First-time claims for unemployment benefits rose to 861,000 last week, in a setback to the US labour market’s recovery from a winter Covid-19 surge.
The number of jobless claims filed for regular state programmes increased by 13,000 in the week ending February 13, from 848,000 the previous week, the US labour department said on Thursday. Economists had expected claims to dip to 765,000.
That came alongside a rise of 174,247 in claims for federal pandemic unemployment assistance (PUA) — which includes gig workers and the self-employed — to 516,299.
More than 18m Americans are seeking jobless benefits 11 months after the pandemic began, even as the US government is pushing ahead with its vaccine rollout in the hope of turning the page on the crisis.

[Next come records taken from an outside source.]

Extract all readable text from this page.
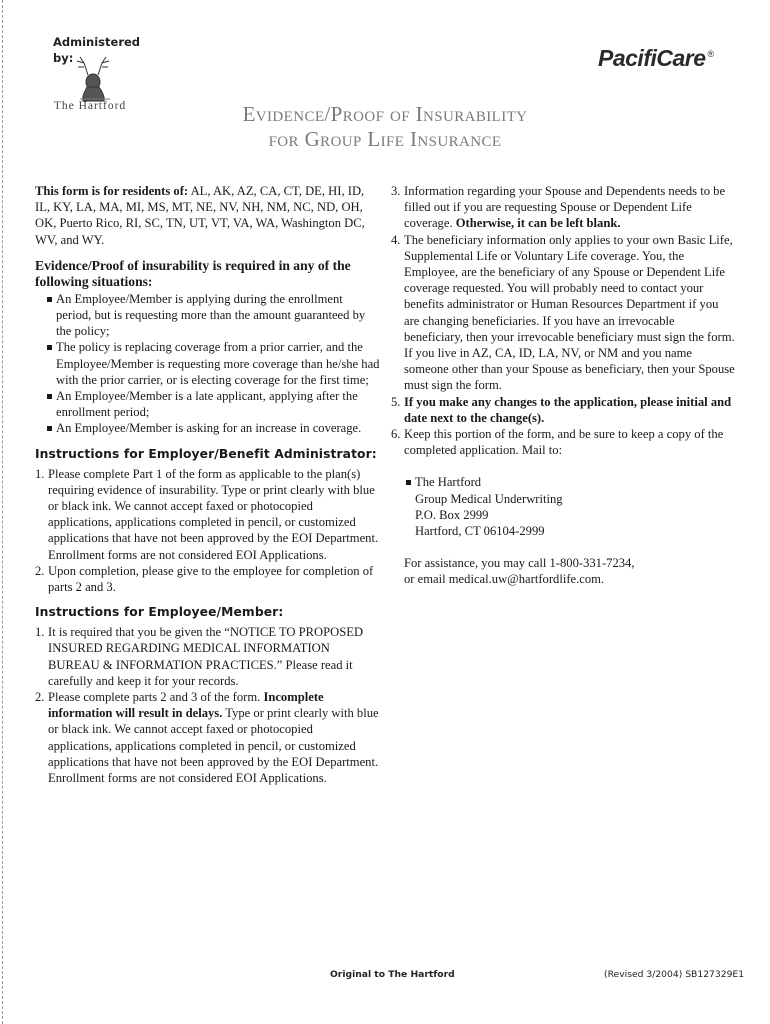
Administered by:
The Hartford
PacifiCare ®
Evidence/Proof of Insurability
for Group Life Insurance

This form is for residents of: AL, AK, AZ, CA, CT, DE, HI, ID, IL, KY, LA, MA, MI, MS, MT, NE, NV, NH, NM, NC, ND, OH, OK, Puerto Rico, RI, SC, TN, UT, VT, VA, WA, Washington DC, WV, and WY.

Evidence/Proof of insurability is required in any of the following situations:

An Employee/Member is applying during the enrollment period, but is requesting more than the amount guaranteed by the policy;
The policy is replacing coverage from a prior carrier, and the Employee/Member is requesting more coverage than he/she had with the prior carrier, or is electing coverage for the first time;
An Employee/Member is a late applicant, applying after the enrollment period;
An Employee/Member is asking for an increase in coverage.
Instructions for Employer/Benefit Administrator:
1. Please complete Part 1 of the form as applicable to the plan(s) requiring evidence of insurability. Type or print clearly with blue or black ink. We cannot accept faxed or photocopied applications, applications completed in pencil, or customized applications that have not been approved by the EOI Department. Enrollment forms are not considered EOI Applications.
2. Upon completion, please give to the employee for completion of parts 2 and 3.
Instructions for Employee/Member:
1. It is required that you be given the “NOTICE TO PROPOSED INSURED REGARDING MEDICAL INFORMATION BUREAU & INFORMATION PRACTICES.” Please read it carefully and keep it for your records.
2. Please complete parts 2 and 3 of the form. Incomplete information will result in delays. Type or print clearly with blue or black ink. We cannot accept faxed or photocopied applications, applications completed in pencil, or customized applications that have not been approved by the EOI Department. Enrollment forms are not considered EOI Applications.
3. Information regarding your Spouse and Dependents needs to be filled out if you are requesting Spouse or Dependent Life coverage. Otherwise, it can be left blank.
4. The beneficiary information only applies to your own Basic Life, Supplemental Life or Voluntary Life coverage. You, the Employee, are the beneficiary of any Spouse or Dependent Life coverage requested. You will probably need to contact your benefits administrator or Human Resources Department if you are changing beneficiaries. If you have an irrevocable beneficiary, then your irrevocable beneficiary must sign the form. If you live in AZ, CA, ID, LA, NV, or NM and you name someone other than your Spouse as beneficiary, then your Spouse must sign the form.
5. If you make any changes to the application, please initial and date next to the change(s).
6. Keep this portion of the form, and be sure to keep a copy of the completed application. Mail to:
The Hartford
Group Medical Underwriting
P.O. Box 2999
Hartford, CT 06104-2999
For assistance, you may call 1-800-331-7234,
or email medical.uw@hartfordlife.com.
Original to The Hartford	(Revised 3/2004) SB127329E1
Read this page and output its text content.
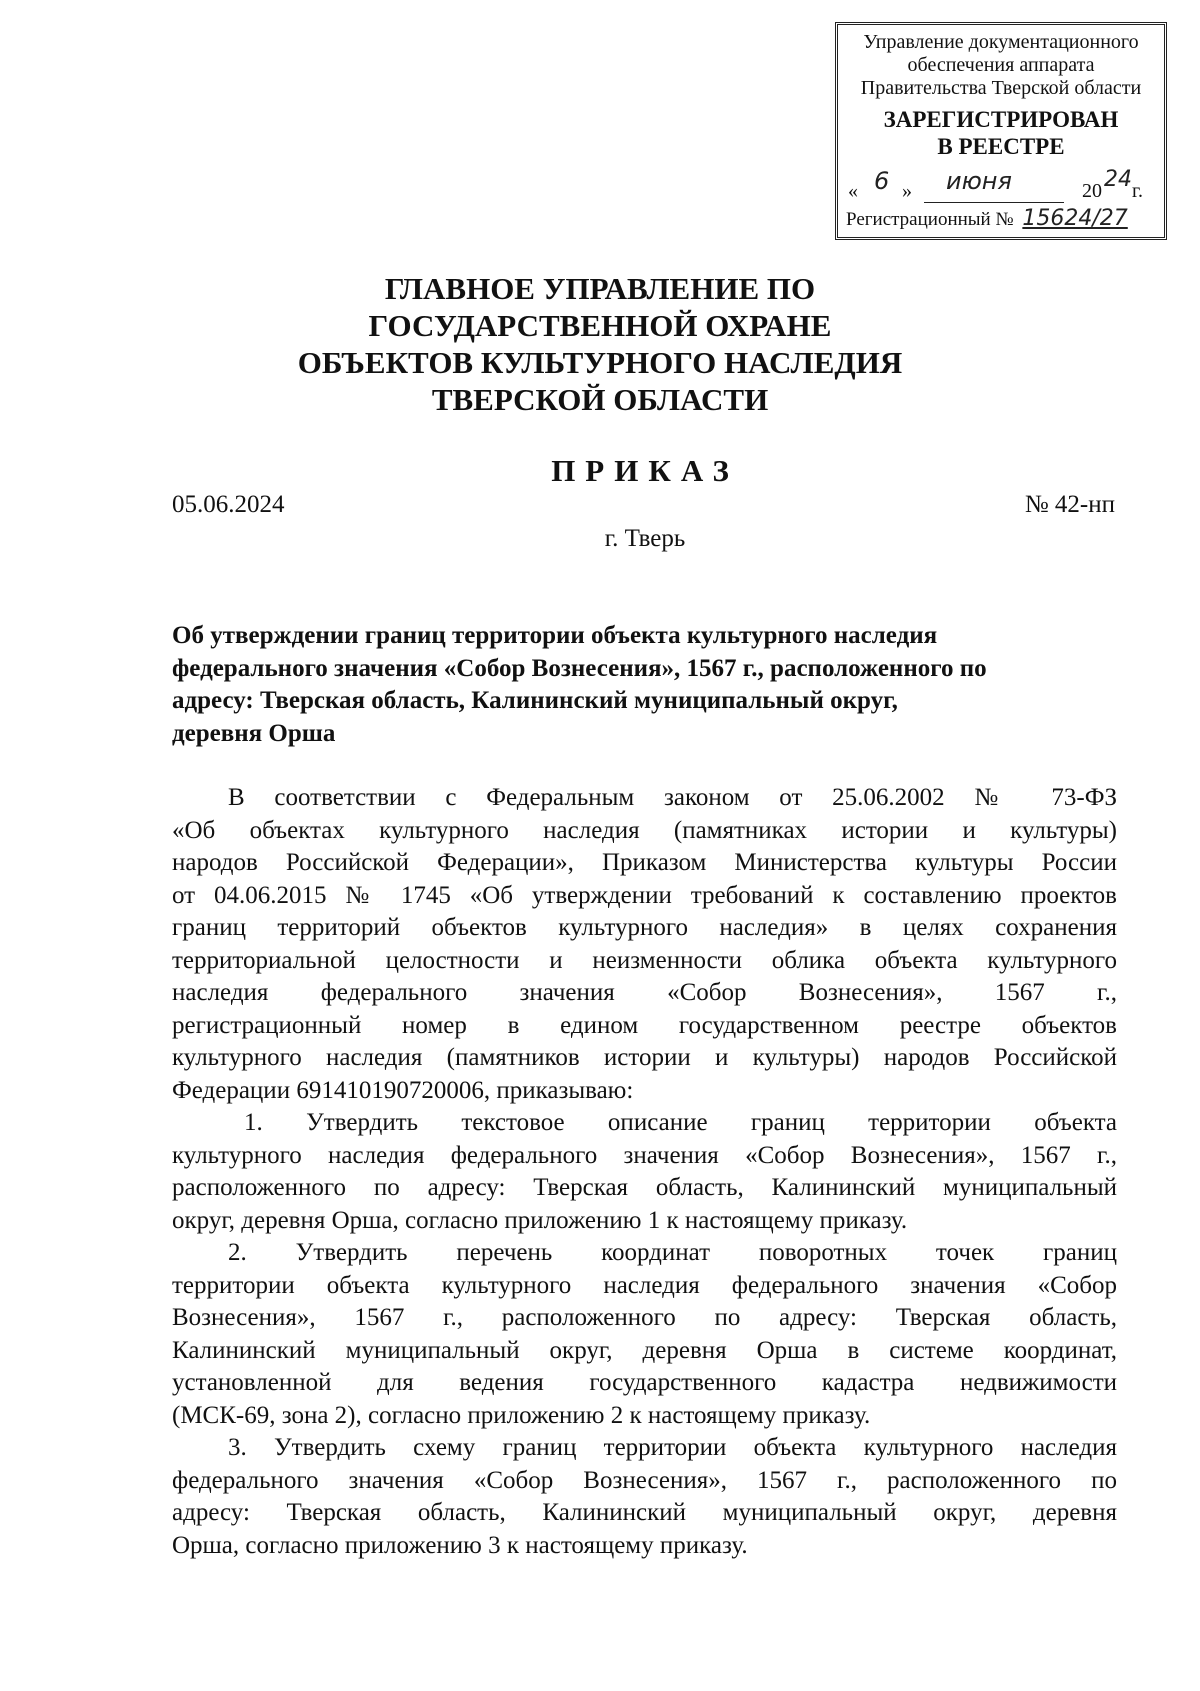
Управление документационного
обеспечения аппарата
Правительства Тверской области
ЗАРЕГИСТРИРОВАН
В РЕЕСТРЕ
« 6 » июня	20 24 г.
Регистрационный № 15624/27
ГЛАВНОЕ УПРАВЛЕНИЕ ПО
ГОСУДАРСТВЕННОЙ ОХРАНЕ
ОБЪЕКТОВ КУЛЬТУРНОГО НАСЛЕДИЯ
ТВЕРСКОЙ ОБЛАСТИ
ПРИКАЗ
05.06.2024	№ 42-нп
г. Тверь
Об утверждении границ территории объекта культурного наследия
федерального значения «Собор Вознесения», 1567 г., расположенного по
адресу: Тверская область, Калининский муниципальный округ,
деревня Орша
В соответствии с Федеральным законом от 25.06.2002 № 73-ФЗ
«Об объектах культурного наследия (памятниках истории и культуры)
народов Российской Федерации», Приказом Министерства культуры России
от 04.06.2015 № 1745 «Об утверждении требований к составлению проектов
границ территорий объектов культурного наследия» в целях сохранения
территориальной целостности и неизменности облика объекта культурного
наследия федерального значения «Собор Вознесения», 1567 г.,
регистрационный номер в едином государственном реестре объектов
культурного наследия (памятников истории и культуры) народов Российской
Федерации 691410190720006, приказываю:
1. Утвердить текстовое описание границ территории объекта
культурного наследия федерального значения «Собор Вознесения», 1567 г.,
расположенного по адресу: Тверская область, Калининский муниципальный
округ, деревня Орша, согласно приложению 1 к настоящему приказу.
2. Утвердить перечень координат поворотных точек границ
территории объекта культурного наследия федерального значения «Собор
Вознесения», 1567 г., расположенного по адресу: Тверская область,
Калининский муниципальный округ, деревня Орша в системе координат,
установленной для ведения государственного кадастра недвижимости
(МСК-69, зона 2), согласно приложению 2 к настоящему приказу.
3. Утвердить схему границ территории объекта культурного наследия
федерального значения «Собор Вознесения», 1567 г., расположенного по
адресу: Тверская область, Калининский муниципальный округ, деревня
Орша, согласно приложению 3 к настоящему приказу.
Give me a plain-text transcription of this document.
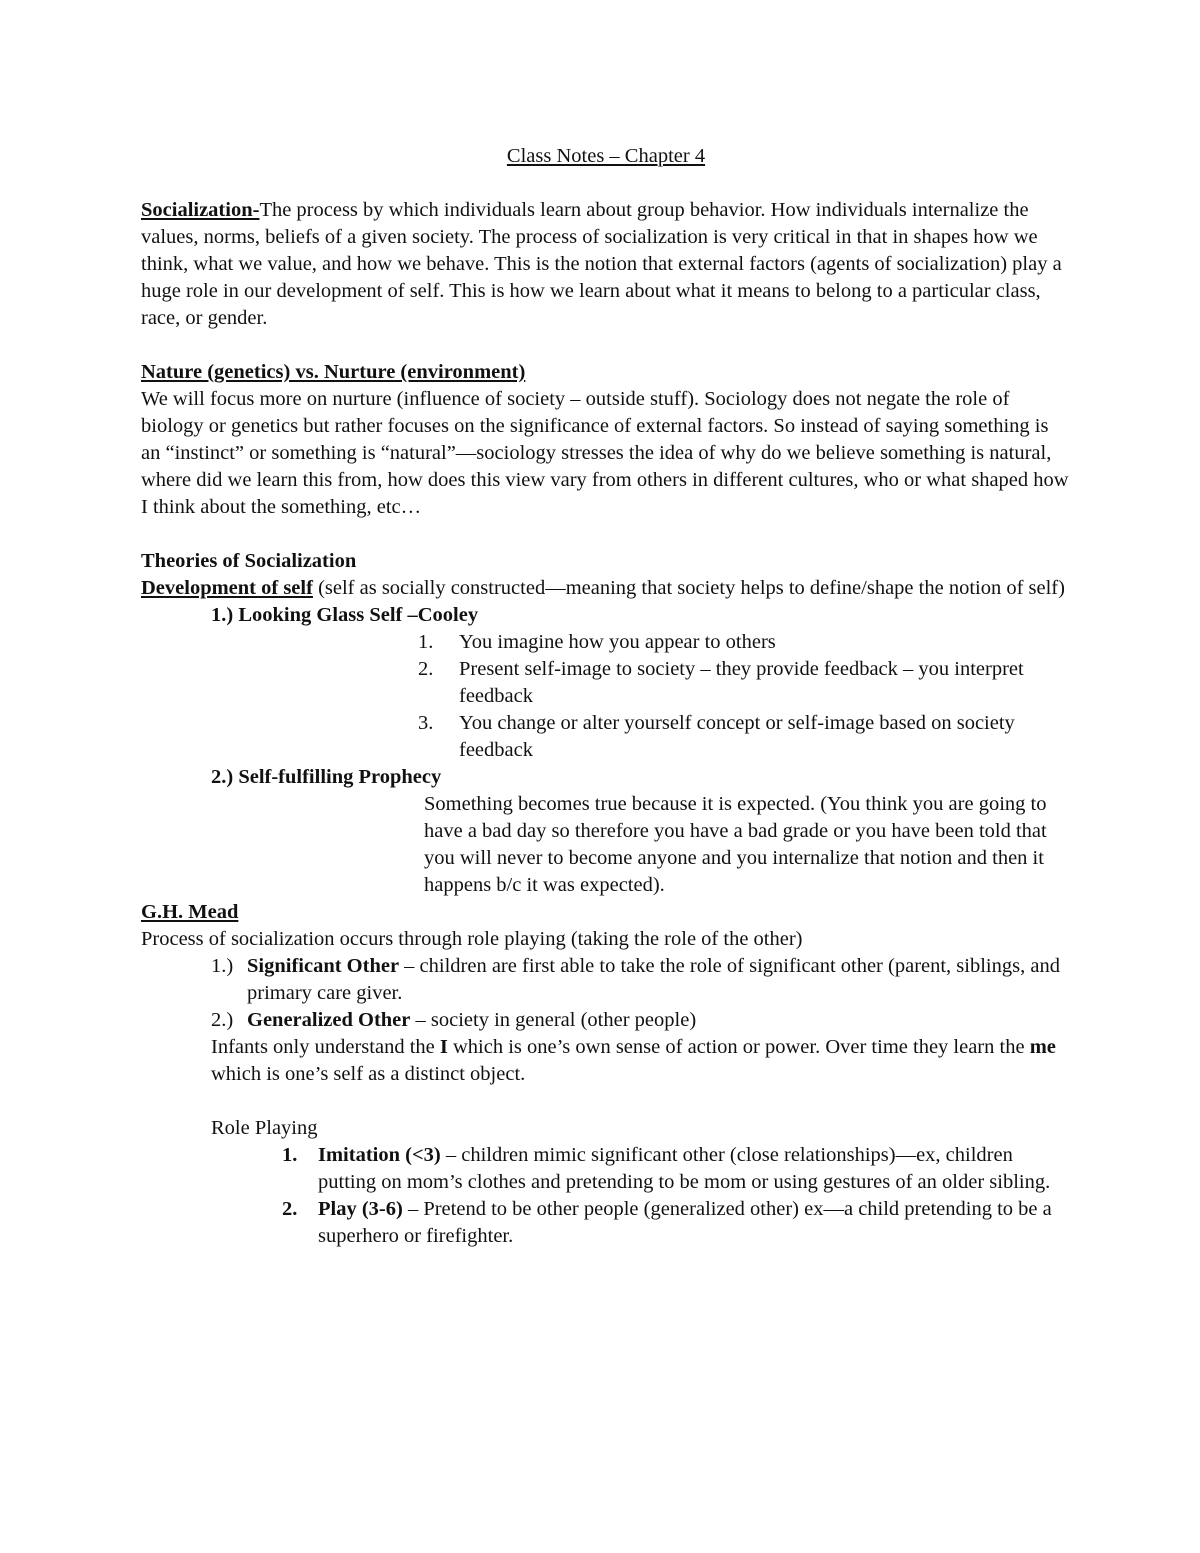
Class Notes – Chapter 4

Socialization-The process by which individuals learn about group behavior. How individuals internalize the values, norms, beliefs of a given society. The process of socialization is very critical in that in shapes how we think, what we value, and how we behave. This is the notion that external factors (agents of socialization) play a huge role in our development of self. This is how we learn about what it means to belong to a particular class, race, or gender.

Nature (genetics) vs. Nurture (environment)

We will focus more on nurture (influence of society – outside stuff). Sociology does not negate the role of biology or genetics but rather focuses on the significance of external factors. So instead of saying something is an “instinct” or something is “natural”—sociology stresses the idea of why do we believe something is natural, where did we learn this from, how does this view vary from others in different cultures, who or what shaped how I think about the something, etc…

Theories of Socialization

Development of self (self as socially constructed—meaning that society helps to define/shape the notion of self)

1.) Looking Glass Self –Cooley

1.	You imagine how you appear to others
2.	Present self-image to society – they provide feedback – you interpret feedback
3.	You change or alter yourself concept or self-image based on society feedback

2.) Self-fulfilling Prophecy

Something becomes true because it is expected. (You think you are going to have a bad day so therefore you have a bad grade or you have been told that you will never to become anyone and you internalize that notion and then it happens b/c it was expected).

G.H. Mead

Process of socialization occurs through role playing (taking the role of the other)

1.) Significant Other – children are first able to take the role of significant other (parent, siblings, and primary care giver.
2.) Generalized Other – society in general (other people)

Infants only understand the I which is one’s own sense of action or power. Over time they learn the me which is one’s self as a distinct object.

Role Playing

1.	Imitation (<3) – children mimic significant other (close relationships)—ex, children putting on mom’s clothes and pretending to be mom or using gestures of an older sibling.
2.	Play (3-6) – Pretend to be other people (generalized other) ex—a child pretending to be a superhero or firefighter.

US president Joe Biden is also urging Congress to adopt his $1.9tn stimulus plan, saying the economy would “roar back” if the aid were approved. One-time stimulus payments made in December, part of the $900bn relief package approved late last year, helped push retail sales up by the most in seven months in January.
Republicans on Capitol Hill remain resistant to the idea of such a large bill and some economists, including economist Larry Summers, have flagged concerns about unhealthy jumps in inflation because of Biden’s stimulus.
Still, Federal Reserve officials think the threat posed by sluggish inflation is greater than the danger of rapidly rising prices and expect any uptick to be transitory. Fed chair Jay Powell has repeatedly stressed the importance of accommodative monetary policy to support the labour market.
US employment remains nearly 10m below its pre-pandemic levels. Fed officials view the economy as being “far from” the central bank’s goals and have cautioned that the path ahead remains “highly uncertain, with the pandemic continuing to pose considerable risks to the outlook”.